Website: Visit Devdocs
5. 3DI Information Solutions

Founded: 2002
Best for: SaaS teams that need software documentation systems.
Overview: 3DI Information Solutions is a technical communication and content agency that focuses on documentation strategy, API and developer documentation, and structured content for SaaS and software companies. The team includes technical writers, information architects, and documentation specialists who build and optimize documentation frameworks, style guides, and reusable content models that scale with product complexity.
Best work: 3DI led a full documentation overhaul for a SaaS platform with a complex API surface, restructuring existing docs into a task-based information architecture. The engagement included API reference cleanup, user workflow guides, and the introduction of documentation standards that reduced onboarding confusion and improved self-serve usage across product team
Client portfolio:
- Apptio
- Unzer
- Promethean
Pricing: 3DI have not publicly mentioned their pricing, please book a call with them to know more about pricing.
Website: Visit 3DI
Conclusion
Choose a technical writing and documentation agency that is willing to understand your product and users, and is clear about the outcomes the content is expected to drive. The agencies listed here serve different needs, including SEO-led acquisition, documentation systems, and long-form content.
Before committing budget, define what you expect an agency to own and how success will be measured. When scope, responsibilities, and metrics are not explicit, it becomes difficult to evaluate impact.
Hackmamba is built for teams that need end-to-end technical writing across the full developer journey, with clear ownership and measurable outcomes.
If you are building a SaaS or a developer tool and want technical content that supports growth, adoption, and long-term trust, talk to us.
FAQs
1. What does a technical writing agency actually do for SaaS and DevTools companies?
A technical writing agency helps SaaS and DevTools teams produce content that explains how a product works, how to use it, and why it matters. This includes technical SEO content, product and integration pages, documentation, onboarding guides, tutorials, and technical video scripts. The goal is to support discovery, evaluation, adoption, and support at scale.
2. When should a SaaS company hire a technical writing agency?
Teams usually hire a technical writing agency when internal bandwidth is limited, documentation quality is affecting onboarding or support, or content is not contributing to pipeline or activation.

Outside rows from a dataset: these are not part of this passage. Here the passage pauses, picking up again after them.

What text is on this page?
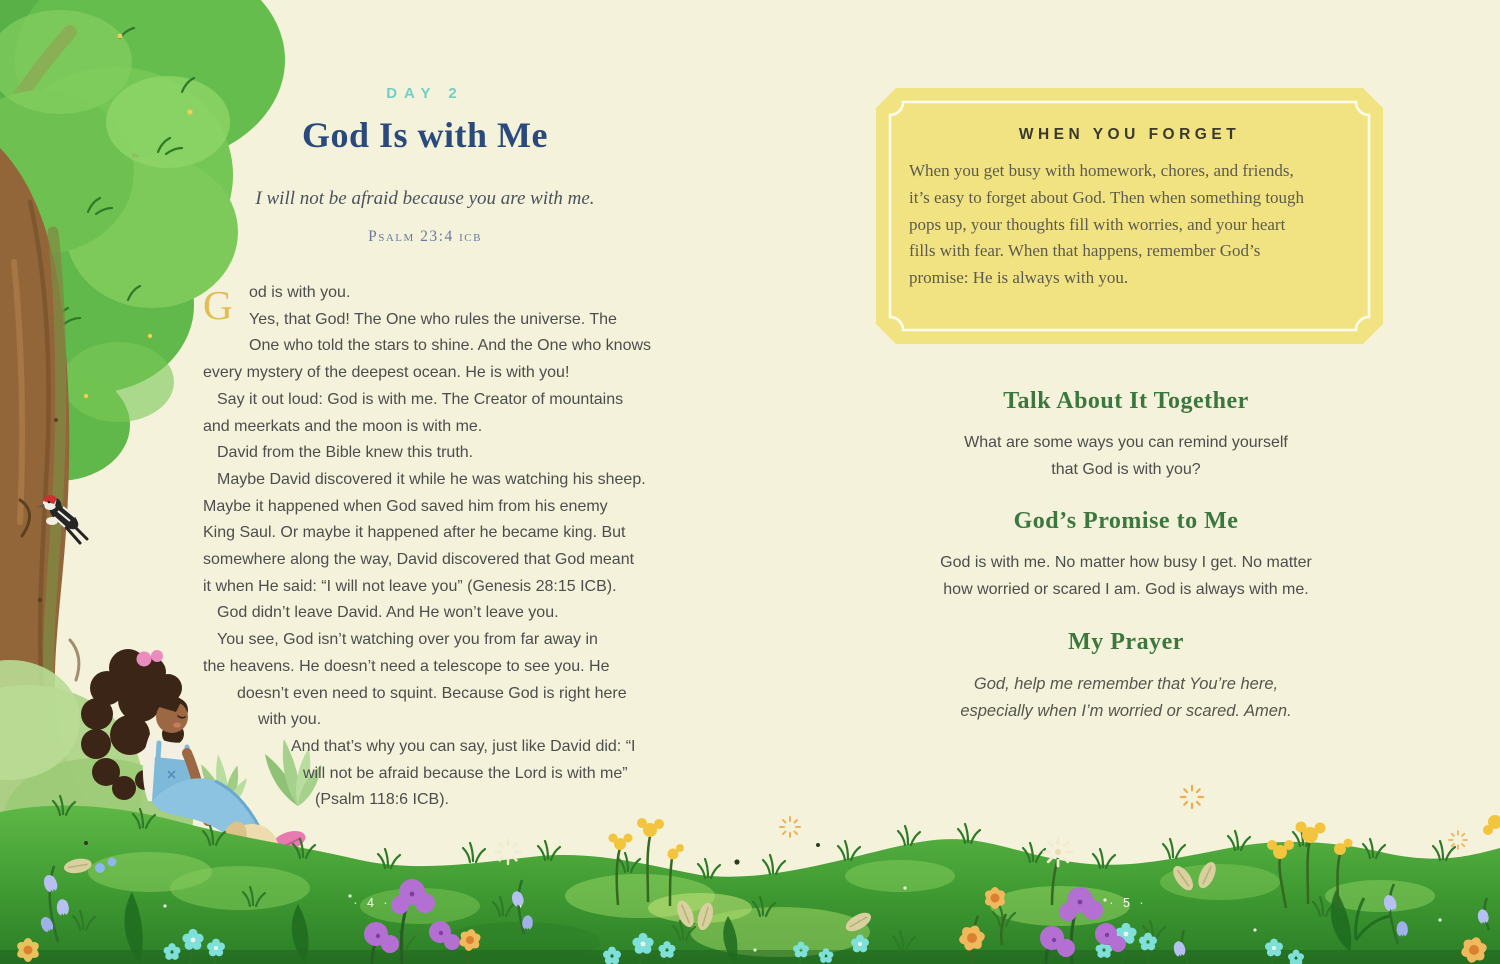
DAY 2
God Is with Me
I will not be afraid because you are with me.
Psalm 23:4 icb
G	od is with you.
Yes, that God! The One who rules the universe. The
One who told the stars to shine. And the One who knows
every mystery of the deepest ocean. He is with you!
Say it out loud: God is with me. The Creator of mountains
and meerkats and the moon is with me.
David from the Bible knew this truth.
Maybe David discovered it while he was watching his sheep.
Maybe it happened when God saved him from his enemy
King Saul. Or maybe it happened after he became king. But
somewhere along the way, David discovered that God meant
it when He said: “I will not leave you” (Genesis 28:15 ICB).
God didn’t leave David. And He won’t leave you.
You see, God isn’t watching over you from far away in
the heavens. He doesn’t need a telescope to see you. He
doesn’t even need to squint. Because God is right here
with you.
And that’s why you can say, just like David did: “I
will not be afraid because the Lord is with me”
(Psalm 118:6 ICB).
· 4 ·
WHEN YOU FORGET
When you get busy with homework, chores, and friends,
it’s easy to forget about God. Then when something tough
pops up, your thoughts fill with worries, and your heart
fills with fear. When that happens, remember God’s
promise: He is always with you.
Talk About It Together
What are some ways you can remind yourself
that God is with you?
God’s Promise to Me
God is with me. No matter how busy I get. No matter
how worried or scared I am. God is always with me.
My Prayer
God, help me remember that You’re here,
especially when I’m worried or scared. Amen.
· 5 ·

It is also common when a product is scaling and content needs to stay accurate across releases.
3. What outcomes should I expect from a technical writing agency?
You should expect measurable outcomes such as improved organic sign-ups, higher activation rates, reduced documentation-related support tickets, faster onboarding, and clearer product evaluation paths. Outcomes should be defined before work begins.
4. Is technical writing a one-time project or an ongoing effort?
For most SaaS and DevTools products, technical writing is ongoing. Products evolve, APIs change, and documentation needs regular updates. Agencies that support maintenance and long-term ownership tend to deliver better results.
5. Is Hackmamba a good fit for early-stage teams?
Hackmamba works with both early-stage and scaling SaaS teams, especially those building developer-facing products. The free trial and lack of vendor lock-in allow teams to evaluate fit before committing long term.